Solved: Re: DI Studio file archiving

cnilsen · Posted 03-28-2017 10:32 AM

Hi All.

I'm in the process of writing a program that will be processing files from several AS400 systems into a 'staging table' . (The staging table will ultimately be used to feed a set of standardization and cleansing routines.) Now, the AS400 systems will be sending these pipe delimited CSV files on a daily basis for now, but ultimately will be sped up to be hourly. The naming convention of these files will be similar to 'CDH_ccyymmddhhmmss.csv' Now from what I see and have read... DI Studio does not have a transformation that can be used to 'copy' or 'archive' the file after being succesfully processed. My Admin is going to create a folder/directory for me to send processed files to. I'm hoping to preserve the name of the input file so that if there is an issue, I can also reference the matching file on the source AS400 system. I believe in unix there are also commands that can do this, but I dont see how DI studio will allow that code to be used. Also, I thought about an sql statement and using the file name as a macro or parm.. but have never done this sort of thing yet.

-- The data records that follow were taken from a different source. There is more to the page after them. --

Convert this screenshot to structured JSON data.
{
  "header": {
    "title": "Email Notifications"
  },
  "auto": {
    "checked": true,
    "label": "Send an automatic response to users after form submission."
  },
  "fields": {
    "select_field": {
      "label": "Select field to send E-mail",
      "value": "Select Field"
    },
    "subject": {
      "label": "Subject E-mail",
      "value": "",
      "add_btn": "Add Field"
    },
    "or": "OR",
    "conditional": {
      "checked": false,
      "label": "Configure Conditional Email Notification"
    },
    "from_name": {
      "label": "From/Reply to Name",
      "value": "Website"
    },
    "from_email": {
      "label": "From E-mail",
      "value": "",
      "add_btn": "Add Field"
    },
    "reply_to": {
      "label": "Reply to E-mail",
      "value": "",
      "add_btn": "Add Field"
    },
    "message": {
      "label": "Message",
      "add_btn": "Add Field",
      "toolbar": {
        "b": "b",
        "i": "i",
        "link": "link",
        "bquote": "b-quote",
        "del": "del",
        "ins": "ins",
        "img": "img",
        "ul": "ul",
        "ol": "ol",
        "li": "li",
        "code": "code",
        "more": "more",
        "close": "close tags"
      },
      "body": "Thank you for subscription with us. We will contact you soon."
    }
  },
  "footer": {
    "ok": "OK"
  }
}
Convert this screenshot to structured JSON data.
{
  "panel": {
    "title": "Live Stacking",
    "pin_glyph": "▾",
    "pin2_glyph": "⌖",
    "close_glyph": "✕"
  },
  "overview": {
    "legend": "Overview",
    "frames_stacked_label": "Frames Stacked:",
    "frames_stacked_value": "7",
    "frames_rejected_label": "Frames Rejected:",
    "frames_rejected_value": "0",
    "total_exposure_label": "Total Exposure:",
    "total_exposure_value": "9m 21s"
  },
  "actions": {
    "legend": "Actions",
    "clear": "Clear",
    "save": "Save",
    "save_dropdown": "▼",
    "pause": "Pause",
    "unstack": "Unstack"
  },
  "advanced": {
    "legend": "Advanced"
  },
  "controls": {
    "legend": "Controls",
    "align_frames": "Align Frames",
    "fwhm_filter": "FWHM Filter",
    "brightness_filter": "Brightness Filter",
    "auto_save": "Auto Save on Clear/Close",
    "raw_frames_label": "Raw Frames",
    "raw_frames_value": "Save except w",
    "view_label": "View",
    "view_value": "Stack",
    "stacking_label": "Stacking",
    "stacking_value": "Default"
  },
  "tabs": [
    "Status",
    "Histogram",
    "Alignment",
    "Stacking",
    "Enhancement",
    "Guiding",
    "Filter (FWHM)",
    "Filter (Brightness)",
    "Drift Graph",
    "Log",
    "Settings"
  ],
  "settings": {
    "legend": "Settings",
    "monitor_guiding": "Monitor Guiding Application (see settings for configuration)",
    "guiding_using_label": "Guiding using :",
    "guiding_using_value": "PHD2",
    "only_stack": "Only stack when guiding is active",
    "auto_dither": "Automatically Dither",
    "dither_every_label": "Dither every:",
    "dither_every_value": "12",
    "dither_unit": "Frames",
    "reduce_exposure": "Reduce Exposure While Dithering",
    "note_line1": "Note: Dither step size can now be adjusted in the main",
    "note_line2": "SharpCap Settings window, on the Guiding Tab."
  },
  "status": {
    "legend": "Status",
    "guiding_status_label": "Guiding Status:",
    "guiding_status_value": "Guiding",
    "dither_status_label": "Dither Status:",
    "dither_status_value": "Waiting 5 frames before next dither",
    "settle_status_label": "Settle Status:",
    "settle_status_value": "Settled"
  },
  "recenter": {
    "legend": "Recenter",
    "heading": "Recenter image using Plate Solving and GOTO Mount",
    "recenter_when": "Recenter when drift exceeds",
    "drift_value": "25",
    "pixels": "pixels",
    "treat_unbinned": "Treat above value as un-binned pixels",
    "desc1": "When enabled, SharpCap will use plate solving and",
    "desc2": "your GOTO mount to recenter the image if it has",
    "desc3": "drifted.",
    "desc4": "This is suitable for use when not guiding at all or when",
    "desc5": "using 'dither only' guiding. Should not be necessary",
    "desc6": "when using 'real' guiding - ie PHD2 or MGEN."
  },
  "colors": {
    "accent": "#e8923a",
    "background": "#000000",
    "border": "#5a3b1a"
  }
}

I have attached a single file processing job, that I was trying to add the archive functionality to ..

Any help would be greatly appreciated..!

Chris N.

- Chris N.

SaiPotluri · Posted 03-29-2017 02:23 PM

Hi Chris,

There are several ways to accomplish this. As other users have already discussed, it can be done using a user written code which calls an Unix script using a X command. In the attachement, I have outlined all the steps with screenprints.

Below are the steps.

1. Read the CSV file.
2. Perform the needed ETL Transformation as per your businees requirements.
3. Load the file in to the DB Table.
4. Have a conditional start (Job return code > 4 is a job failure) and conditional end transformations to check that there are no errors while processing/loading the file.
5. Call the Unix Script using the X command using SAS User Written Code Transformation.
6. Below is a sample Unix script to move a file to archived directory.

#!/bin/ksh
umask 002
export LOG_DIR="<LOG Directory Path>"
export LOG_FILE="$LOG_DIR/FILENAME.log"
export FILE="<File Path/CDH_cc*.csv>"
export TRGT_DIR='<Archive Directory Path>'

if [ -f $FILE ]
then
echo "File $FILE exists. "
echo "Moving the $FILE to $TRGT_DIR directory" | tee -a $LOG_FILE
mv $FILE ${TRGT_DIR}
RET_CD=$(echo $?)

# Check for the return code of the previous command

if [[ $RET_CD -ne 0 ]]; then
echo "Moving the $FILE to $TRGT_DIR failed..." | tee -a $LOG_FILE
echo "Please check $LOG_FILE for error message"
exit 1;
else
echo "Moved $FILE to $TRGT_DIR Successfully"| tee -a $LOG_FILE
fi
else
echo "No $FILE present in the incoming directory" |tee -a $LOG_FILE
fi

7. I have outlined all the steps with screenprints in the attachment.

Thanks,
-Sai

View solution in original post

cnilsen · Posted 03-28-2017 10:33 AM

geez.. I forgot to add the screen shot.

- Chris N.

LinusH · Posted 03-28-2017 11:09 AM

Basically, it's an OS (UNIX) move command that needs to be issued.

That can be done in several ways. If you have just one process to read all files, it can be simply be added as a user written step after the table loader, or within the table loader. Be sure that you define what a successful import means to you, to you have any control file or similar structure, you need to take that into account.

If you have many different files, you may need to investigate parametrization, like macro, or user written transformation.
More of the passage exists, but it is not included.